Diz o provérbio que, “ na casa onde falta pão, todos gritam e ninguém tem razão”. Se acontece isso em casa, imagine no Estado. Faltou dinheiro em caixa no país, o governo se viu obrigado a cortar gastos, aprovou uma PEC ( Proposta de Emenda Constitucional) estabelecendo um teto para as despesas, e o mundo veio abaixo. Partidos de oposição, encabeçados pelo PT, gritaram nos quatro cantos do país que a medida era absurda, que prejudicaria programas sociais e afetaria a vida dos mais pobres.

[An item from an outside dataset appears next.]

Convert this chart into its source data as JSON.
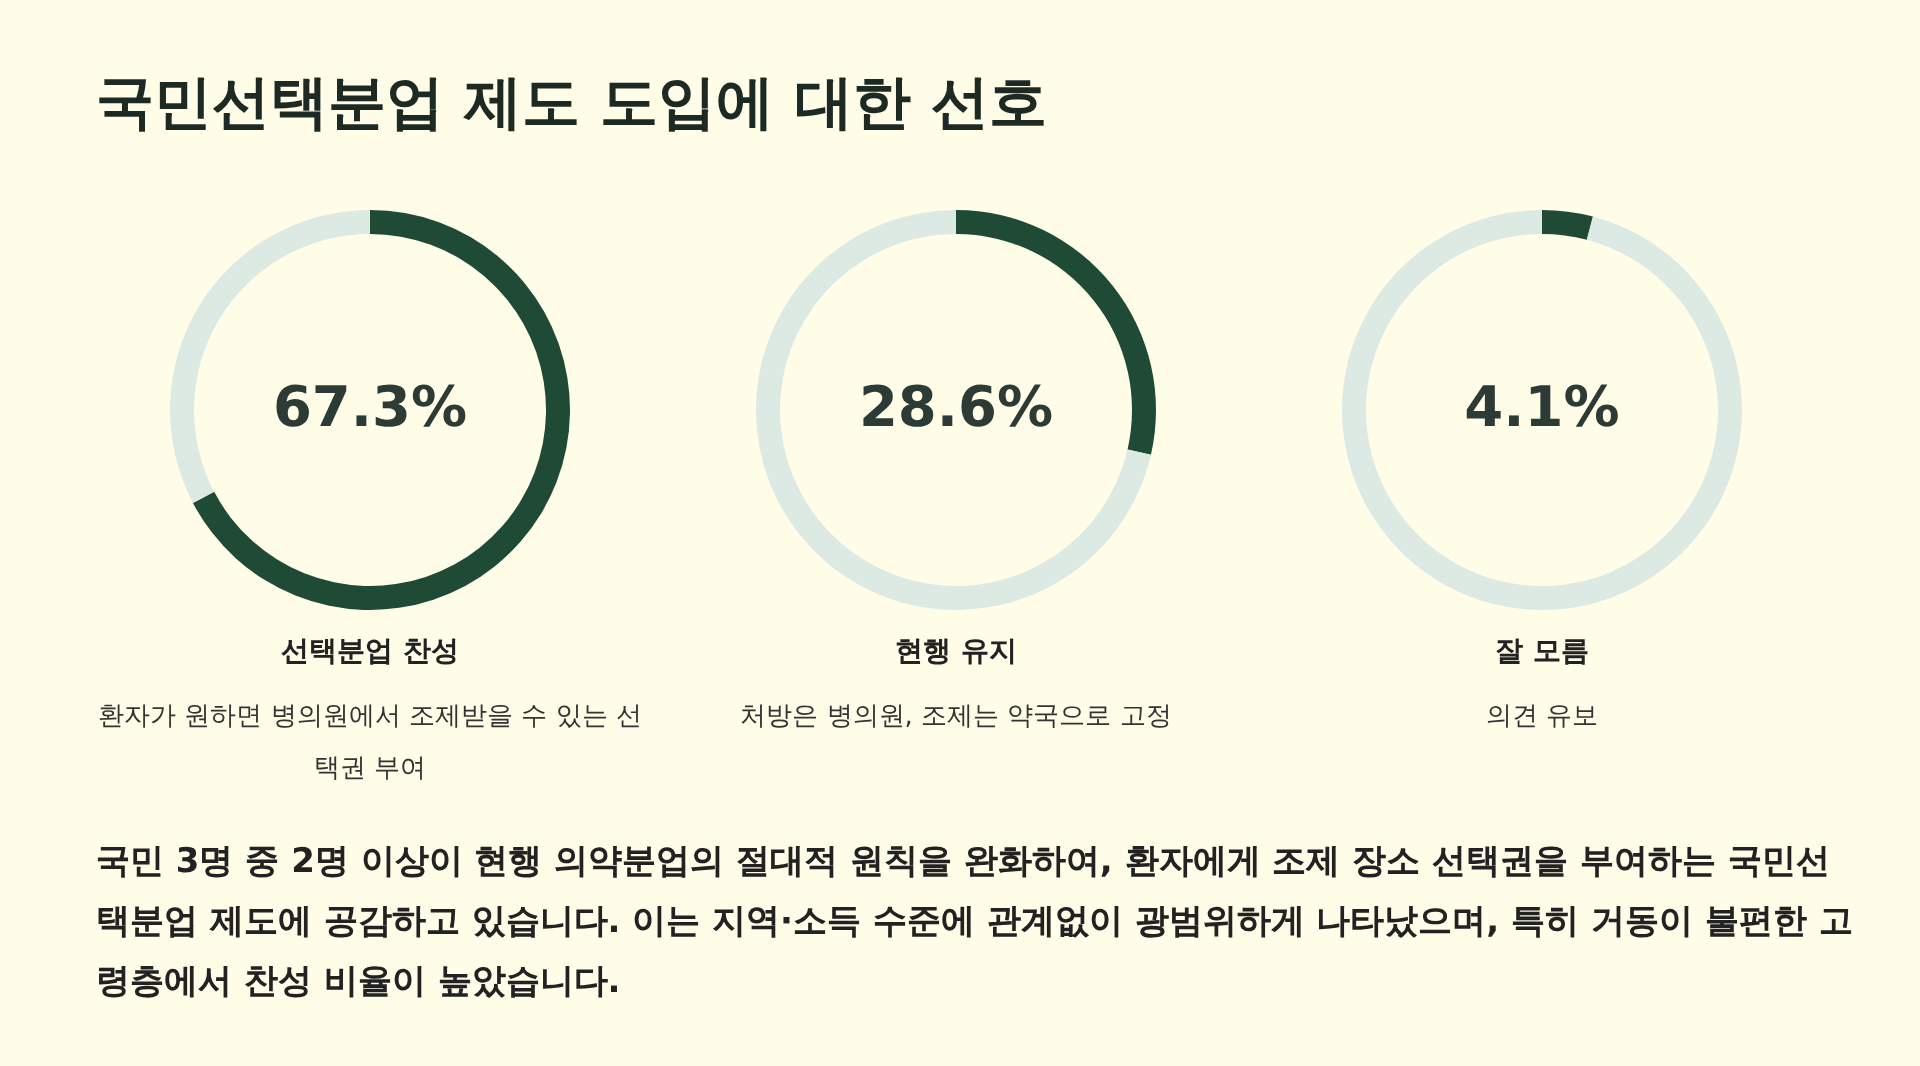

Como a crise econômica atingiu igualmente os estados brasileiros, o Piauí, estado que depende muito dos repasses do FPE ( Fundo de Participação dos Estados), também se viu com restrição financeira. E quando o dinheiro começou a faltar, ameaçando até mesmo o pagamento dos servidores públicos, o que fez o governo? Tratou de apresentar uma emenda para cortar gastos, seguindo o mesmo modelo da federal. Para não ficar idêntica à outra, reduziu o tempo de vigência de 20 para 10 anos.

Acontece que o mesmo público que foi orientado a protestar contra a PEC federal resolveu se rebelar contra a daqui. Servidores de diversas categorias botaram a boca do trombone e gritaram nas dependências da Assembleia contra a redução imposta. Situação difícil para o governo petista explicar por que era contra lá e adotou a mesma medida cá.

A necessidade de controle dos gastos é inevitável e inadiável. O problema é que o discurso de oposição é um e o de governo, outro. Como o partido é oposição no cenário nacional e governo aqui no estado, fica difícil explicar para a plateia a duplicidade do discurso.